Wednesday, April 18, 2012

How the new got detached from the future


In “Accélération du temps, crise du futur, crise de la politique” (2011), Carmen Leccardi spelled out the paradox that infests the supposed age of acceleration in which we, a certain we, live: while logistics and information in the global market now travel at speeds that approach that dream of Capital as outlined by Marx (where circulation time is reduced to zero), the future as a collectively envisioned social time becomes ever less imaginable, except under the sign of fear. In the 19th and 20th centuries, of course, the future weighed heavily on the popular consciousness, and influenced every social movement and every political utterance. But the collapse of  any serious alternative to the world market, which has been coeterminous with the ‘accelerated’ rate at which we (the middling we, the symbol pushers, the agents of circulation, the educated, the numbed child) receive and process information, has undermined the credibility of the notion that the future could offer some vast change for the better. What has happened is that one of the great termporal forms of modernity – the new – has detached itself both from the past and the future.  The new is the same old same old, held in the thrall of the simultaneous – the realtime we all serve. The alternative is simply catastrophe; the future looms over the new as the catastrophe that we lack the confidence to understand or confront. 
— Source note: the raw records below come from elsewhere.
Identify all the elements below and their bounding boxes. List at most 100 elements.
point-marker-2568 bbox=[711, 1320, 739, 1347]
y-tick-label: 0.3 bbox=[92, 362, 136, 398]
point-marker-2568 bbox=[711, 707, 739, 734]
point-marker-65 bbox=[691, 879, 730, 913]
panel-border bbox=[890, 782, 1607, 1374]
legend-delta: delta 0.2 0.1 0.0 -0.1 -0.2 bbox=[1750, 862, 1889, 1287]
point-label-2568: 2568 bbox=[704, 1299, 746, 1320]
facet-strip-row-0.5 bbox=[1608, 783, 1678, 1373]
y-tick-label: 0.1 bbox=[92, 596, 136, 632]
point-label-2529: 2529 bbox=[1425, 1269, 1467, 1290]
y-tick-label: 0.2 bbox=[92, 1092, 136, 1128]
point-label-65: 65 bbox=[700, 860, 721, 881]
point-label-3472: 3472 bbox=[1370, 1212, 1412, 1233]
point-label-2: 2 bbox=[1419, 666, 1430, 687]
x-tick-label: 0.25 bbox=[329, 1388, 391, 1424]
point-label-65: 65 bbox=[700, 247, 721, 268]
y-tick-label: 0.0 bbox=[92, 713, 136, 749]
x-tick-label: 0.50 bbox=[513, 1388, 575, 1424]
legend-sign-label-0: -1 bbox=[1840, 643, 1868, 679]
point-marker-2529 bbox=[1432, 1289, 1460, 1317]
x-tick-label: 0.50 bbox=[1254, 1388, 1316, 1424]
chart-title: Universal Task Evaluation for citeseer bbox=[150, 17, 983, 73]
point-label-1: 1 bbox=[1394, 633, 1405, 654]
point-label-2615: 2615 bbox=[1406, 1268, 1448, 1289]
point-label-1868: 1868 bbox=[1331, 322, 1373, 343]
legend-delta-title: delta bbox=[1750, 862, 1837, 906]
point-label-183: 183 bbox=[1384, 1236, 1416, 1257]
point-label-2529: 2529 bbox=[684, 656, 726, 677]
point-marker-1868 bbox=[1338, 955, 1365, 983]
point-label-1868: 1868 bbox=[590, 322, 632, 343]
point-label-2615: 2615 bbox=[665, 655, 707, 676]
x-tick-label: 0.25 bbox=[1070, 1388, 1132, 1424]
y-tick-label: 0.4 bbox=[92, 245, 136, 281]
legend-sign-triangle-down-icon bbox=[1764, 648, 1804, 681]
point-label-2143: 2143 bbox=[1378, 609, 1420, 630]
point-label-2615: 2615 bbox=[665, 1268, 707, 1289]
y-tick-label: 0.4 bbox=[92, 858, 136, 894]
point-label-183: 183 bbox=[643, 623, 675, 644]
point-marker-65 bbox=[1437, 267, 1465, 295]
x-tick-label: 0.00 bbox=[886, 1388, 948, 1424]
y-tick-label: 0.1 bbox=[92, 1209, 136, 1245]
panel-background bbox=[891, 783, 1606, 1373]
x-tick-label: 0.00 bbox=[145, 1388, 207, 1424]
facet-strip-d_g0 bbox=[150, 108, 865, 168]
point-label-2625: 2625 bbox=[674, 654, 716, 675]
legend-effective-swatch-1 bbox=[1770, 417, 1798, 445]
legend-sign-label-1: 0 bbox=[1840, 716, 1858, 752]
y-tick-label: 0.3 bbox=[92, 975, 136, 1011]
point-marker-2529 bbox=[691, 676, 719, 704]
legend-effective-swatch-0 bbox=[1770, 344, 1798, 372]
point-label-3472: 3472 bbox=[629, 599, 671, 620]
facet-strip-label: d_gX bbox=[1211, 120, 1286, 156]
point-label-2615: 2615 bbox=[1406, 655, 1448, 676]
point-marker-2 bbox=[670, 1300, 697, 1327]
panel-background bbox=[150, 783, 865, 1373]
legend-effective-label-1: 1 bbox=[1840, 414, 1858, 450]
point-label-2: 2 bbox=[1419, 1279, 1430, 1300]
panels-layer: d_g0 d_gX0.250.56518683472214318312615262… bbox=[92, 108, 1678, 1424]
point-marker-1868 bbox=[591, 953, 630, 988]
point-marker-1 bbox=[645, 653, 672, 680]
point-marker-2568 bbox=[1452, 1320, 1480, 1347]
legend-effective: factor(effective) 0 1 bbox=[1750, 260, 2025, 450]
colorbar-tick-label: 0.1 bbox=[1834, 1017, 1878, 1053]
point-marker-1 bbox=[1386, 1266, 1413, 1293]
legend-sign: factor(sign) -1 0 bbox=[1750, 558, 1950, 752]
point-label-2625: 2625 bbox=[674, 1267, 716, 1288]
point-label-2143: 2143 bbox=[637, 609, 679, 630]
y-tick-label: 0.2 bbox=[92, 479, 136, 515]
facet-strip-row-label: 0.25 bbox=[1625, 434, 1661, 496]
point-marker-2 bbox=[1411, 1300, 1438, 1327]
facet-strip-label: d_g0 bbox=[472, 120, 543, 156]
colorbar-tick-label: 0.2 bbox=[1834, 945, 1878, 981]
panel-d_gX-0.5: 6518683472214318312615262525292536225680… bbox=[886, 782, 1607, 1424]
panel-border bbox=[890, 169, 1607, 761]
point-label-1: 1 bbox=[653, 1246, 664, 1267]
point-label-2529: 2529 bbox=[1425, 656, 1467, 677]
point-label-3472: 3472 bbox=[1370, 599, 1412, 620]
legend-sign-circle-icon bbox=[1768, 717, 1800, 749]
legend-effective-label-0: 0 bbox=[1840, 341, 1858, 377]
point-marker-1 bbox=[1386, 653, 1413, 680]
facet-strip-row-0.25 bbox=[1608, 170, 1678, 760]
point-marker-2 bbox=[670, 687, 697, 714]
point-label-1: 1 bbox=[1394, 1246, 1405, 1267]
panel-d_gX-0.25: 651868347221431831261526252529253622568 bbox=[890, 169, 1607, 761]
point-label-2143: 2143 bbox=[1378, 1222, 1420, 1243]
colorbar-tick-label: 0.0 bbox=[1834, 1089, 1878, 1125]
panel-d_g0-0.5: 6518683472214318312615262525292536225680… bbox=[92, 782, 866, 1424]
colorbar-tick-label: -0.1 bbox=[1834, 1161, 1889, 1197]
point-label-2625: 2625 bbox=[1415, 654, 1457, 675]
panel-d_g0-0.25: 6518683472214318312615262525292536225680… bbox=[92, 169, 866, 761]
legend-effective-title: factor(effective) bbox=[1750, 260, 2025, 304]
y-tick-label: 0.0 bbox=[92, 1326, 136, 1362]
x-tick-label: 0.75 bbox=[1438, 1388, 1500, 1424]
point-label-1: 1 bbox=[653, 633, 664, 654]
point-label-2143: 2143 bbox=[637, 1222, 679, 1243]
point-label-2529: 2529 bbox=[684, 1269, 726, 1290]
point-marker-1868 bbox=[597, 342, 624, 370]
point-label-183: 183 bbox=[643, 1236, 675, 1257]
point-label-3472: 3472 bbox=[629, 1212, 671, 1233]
“More precisely, the acceleration of temporal rhythms brings about a constellation of secondary effects, all prejudicial to the development of political thought and action. It is enough to thing, for example, of the contraction of temporal horizons and the predominance of the short term; of the veritable hegemony of the dealine, elaborated as a principle of action; of the discredit of perspectives based on the idea of one time for all (the idea of irreversibility); of the diffusion of a culture with a provisional character; of the growing difficulty of the construction of projects. In their collectivity, these factors have a negative incidence on the relation with politics.”
Within this timescape (one in which speed dominates to the degree that it is able to be  detached from any greater destination) , Leccardi draws a number of conclusions about politics. One of the most important, I think, is the inversion of the time politics of the left and the right.
The last paradox that the transformation of the temporality of politics produces in the context of the high-speed society is probably the most important. For the first time,in our epoch, the privileged tie cultivated by both the conservative and progressive coalitions with social mutation and its speed has reversed itself. Thus, if it is true that the former coalition has traditionally always been associated with the tendency to ‘slow down’ the mutation and the second with speeding it up, today the positions seem to be reversed. The progressive front supports deceleration – in putting its emphasis on local production, on the political control of the economy, and on the protection of the environment – while the conservative front defends an acceleration of mutations (for example, in defending the rapidity of the markets, in exalting new technologies, and in minimizing the environmental pollution of a certain model of development). The privileged relation between deceleration and the new forms of progressivism could constitute, I think, a good terrain for reflecting about the horizons of politics in the epoch of social acceleration.”
Leccardi’s analysis here is a bit askew, since it is detached from the dynamic of class interests that govern these ‘coalitions.’ That the left has always wanted politics to control economics is evident from even a glance at modern political history; it has long been the conservative claim that the state should not interfere with the private enterprise. Of course, underneath that claim was a practice that enrolled the state systematically on the side of Capital and against labor. But it is true that Marx’s heady encomium of the bourgeois revolution, dissolving the stationary and retarded pockets of rural idiocy and local backwardness everywhere and, on its way to  forming the world market, becoming a vehicle for the world wide revolution of the proletariat, evokes a less optimistic response by the left today, which sees no unity at all, of any kind, arising out of the formal likeness of the circumstances in which the proletariat labor in all global locales. That form of simultaneity – the temporal correlate of solidarity – lies smashed under the media form of simultaneity, the deadline time of our current social mutation. Given that smashup, the progressive coalition does well to question whether deceleration could form an alternative to the mad rush of the Davos swine from one crisis to another, in each of them finding overwhelming reason to sacrifice every advance in social welfare formed by the coalition of the state and the wage class over the past sixty years.